New Delhi shrugs off Trump’s absence as ties sour over trade, Russia, and his self-promotion on India–Pakistan peace
United States President Donald Trump has reportedly dropped plans to attend the upcoming Quad summit in India, and few in New Delhi are shedding tears over his absence. According to The New York Times, the decision comes amid a spectacular nosedive in U.S.–India relations, punctuated this week by Washington slapping 50 per cent levies on Indian imports as punishment for New Delhi’s oil purchases from Russia. For Trump, though, the real issue seems less about policy and more about bruised ego.
The story reads almost like parody. Trump, never missing an opportunity to congratulate himself, could not resist telling Prime Minister Narendra Modi during a June 17 phone call that he alone had ended the recent flare-up between India and Pakistan. He even bragged that Islamabad might nominate him for a Nobel Peace Prize—a prize he has been lusting after with the desperation of a second-rate celebrity begging for reality TV airtime. The unsubtle hint was that Modi, too, should join the chorus of admirers. Modi, unsurprisingly, did not.

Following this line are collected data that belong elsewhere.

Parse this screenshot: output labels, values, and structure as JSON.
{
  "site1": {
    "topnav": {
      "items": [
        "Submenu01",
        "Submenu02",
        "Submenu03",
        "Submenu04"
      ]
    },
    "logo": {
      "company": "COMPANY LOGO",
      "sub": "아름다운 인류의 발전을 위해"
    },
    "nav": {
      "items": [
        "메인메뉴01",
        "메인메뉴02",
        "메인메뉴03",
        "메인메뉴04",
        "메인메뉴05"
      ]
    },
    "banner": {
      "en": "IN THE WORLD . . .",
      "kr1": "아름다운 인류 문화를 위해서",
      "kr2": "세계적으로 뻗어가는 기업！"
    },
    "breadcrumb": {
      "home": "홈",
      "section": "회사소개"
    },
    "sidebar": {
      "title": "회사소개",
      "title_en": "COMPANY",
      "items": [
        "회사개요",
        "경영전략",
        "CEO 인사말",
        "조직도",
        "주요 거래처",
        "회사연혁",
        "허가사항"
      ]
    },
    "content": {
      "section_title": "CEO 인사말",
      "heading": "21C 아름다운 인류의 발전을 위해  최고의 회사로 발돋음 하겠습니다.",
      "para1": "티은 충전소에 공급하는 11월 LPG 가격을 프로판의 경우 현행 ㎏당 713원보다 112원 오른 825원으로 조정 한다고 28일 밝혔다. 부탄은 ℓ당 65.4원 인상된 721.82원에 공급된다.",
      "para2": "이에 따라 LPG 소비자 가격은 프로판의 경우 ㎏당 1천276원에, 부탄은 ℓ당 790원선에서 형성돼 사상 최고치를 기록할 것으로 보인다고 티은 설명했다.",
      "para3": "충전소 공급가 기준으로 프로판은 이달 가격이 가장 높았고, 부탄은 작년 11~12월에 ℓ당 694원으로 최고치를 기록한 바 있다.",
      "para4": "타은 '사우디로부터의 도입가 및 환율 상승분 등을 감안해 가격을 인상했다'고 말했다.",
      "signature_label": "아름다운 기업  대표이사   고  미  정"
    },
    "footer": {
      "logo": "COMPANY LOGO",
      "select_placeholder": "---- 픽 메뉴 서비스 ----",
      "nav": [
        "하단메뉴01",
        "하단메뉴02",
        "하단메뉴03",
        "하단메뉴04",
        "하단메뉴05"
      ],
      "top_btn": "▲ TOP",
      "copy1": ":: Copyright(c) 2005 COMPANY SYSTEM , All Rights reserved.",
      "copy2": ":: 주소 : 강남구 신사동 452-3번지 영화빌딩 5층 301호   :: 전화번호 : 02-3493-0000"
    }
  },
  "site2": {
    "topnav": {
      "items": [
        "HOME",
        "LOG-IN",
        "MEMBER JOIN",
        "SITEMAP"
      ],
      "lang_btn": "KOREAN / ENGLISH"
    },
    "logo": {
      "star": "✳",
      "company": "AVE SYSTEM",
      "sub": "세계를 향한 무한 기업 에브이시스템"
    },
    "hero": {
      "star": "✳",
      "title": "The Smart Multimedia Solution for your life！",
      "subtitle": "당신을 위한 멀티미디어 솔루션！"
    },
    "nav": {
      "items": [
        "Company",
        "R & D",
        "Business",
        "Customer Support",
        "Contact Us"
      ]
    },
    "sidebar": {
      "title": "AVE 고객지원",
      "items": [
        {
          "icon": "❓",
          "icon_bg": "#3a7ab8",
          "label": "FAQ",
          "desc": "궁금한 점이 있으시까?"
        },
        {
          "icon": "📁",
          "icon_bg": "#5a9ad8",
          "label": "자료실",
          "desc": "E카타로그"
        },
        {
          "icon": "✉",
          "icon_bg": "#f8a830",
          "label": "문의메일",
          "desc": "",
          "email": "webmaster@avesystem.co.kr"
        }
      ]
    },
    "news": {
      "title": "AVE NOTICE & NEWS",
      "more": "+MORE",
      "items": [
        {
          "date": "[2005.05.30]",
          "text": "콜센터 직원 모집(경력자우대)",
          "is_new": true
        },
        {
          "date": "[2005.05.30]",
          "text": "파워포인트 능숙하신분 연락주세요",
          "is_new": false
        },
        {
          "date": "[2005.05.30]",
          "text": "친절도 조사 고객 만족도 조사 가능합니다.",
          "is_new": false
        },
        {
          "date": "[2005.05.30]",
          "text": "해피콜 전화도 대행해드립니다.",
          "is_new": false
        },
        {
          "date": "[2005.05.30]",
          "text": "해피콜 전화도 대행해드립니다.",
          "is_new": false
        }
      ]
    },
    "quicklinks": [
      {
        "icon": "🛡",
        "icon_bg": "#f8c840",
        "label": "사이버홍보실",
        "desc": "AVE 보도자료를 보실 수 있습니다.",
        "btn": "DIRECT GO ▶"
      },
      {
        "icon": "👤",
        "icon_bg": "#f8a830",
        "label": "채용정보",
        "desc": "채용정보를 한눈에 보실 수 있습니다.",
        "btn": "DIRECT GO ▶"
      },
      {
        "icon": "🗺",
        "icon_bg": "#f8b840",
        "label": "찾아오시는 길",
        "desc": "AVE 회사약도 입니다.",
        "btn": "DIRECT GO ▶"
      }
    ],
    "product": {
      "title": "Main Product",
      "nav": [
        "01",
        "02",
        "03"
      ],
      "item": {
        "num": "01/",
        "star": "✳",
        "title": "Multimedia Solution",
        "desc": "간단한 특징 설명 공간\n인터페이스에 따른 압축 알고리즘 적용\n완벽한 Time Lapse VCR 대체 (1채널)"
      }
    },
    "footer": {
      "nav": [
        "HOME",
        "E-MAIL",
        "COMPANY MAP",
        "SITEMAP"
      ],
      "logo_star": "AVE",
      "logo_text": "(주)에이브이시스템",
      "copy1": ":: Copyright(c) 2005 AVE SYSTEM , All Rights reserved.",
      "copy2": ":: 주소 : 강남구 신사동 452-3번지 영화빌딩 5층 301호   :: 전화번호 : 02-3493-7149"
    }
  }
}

According to the report, the Indian premier bristled, making it clear that American meddling had nothing to do with the ceasefire and that the matter was settled bilaterally between India and Pakistan. Trump, true to form, brushed this off and doubled down, continuing to boast publicly about his supposed peacemaking. If Trump imagined his self-promotion would play well in New Delhi, the opposite proved true. Indians have little appetite for seeing their country reduced to a backdrop for Trump’s vanity project, much less being conscripted into his Nobel Prize campaign.
The irony is almost too rich. Trump’s insistence on inserting himself into a seventy-five-year-old conflict exposed just how little he grasps the sensitivities of the region. Worse still, reports suggest his team even considered engineering a photo-op handshake between Modi and Pakistan’s army chief during a White House lunch. For Indian officials, this was not diplomacy—it was diplomatic malpractice. The idea that the Prime Minister of India would be maneuvered into a publicity stunt to satisfy Trump’s hunger for headlines was, frankly, insulting.
Now, with ties fraying, India has pivoted more visibly toward Beijing and Moscow. Modi is in Tianjin for the Shanghai Cooperation Organization summit, consulting with Xi Jinping and Vladimir Putin. Against that backdrop, Trump’s absence from the Quad is almost a relief. The last thing India needs is another lecture from Washington’s self-styled dealmaker, still preoccupied with his imaginary Nobel and incapable of grasping that India’s strategic decisions are not props for his ego.
If anything, the message from New Delhi is clear: Donald Trump is not the guest Indians are waiting for.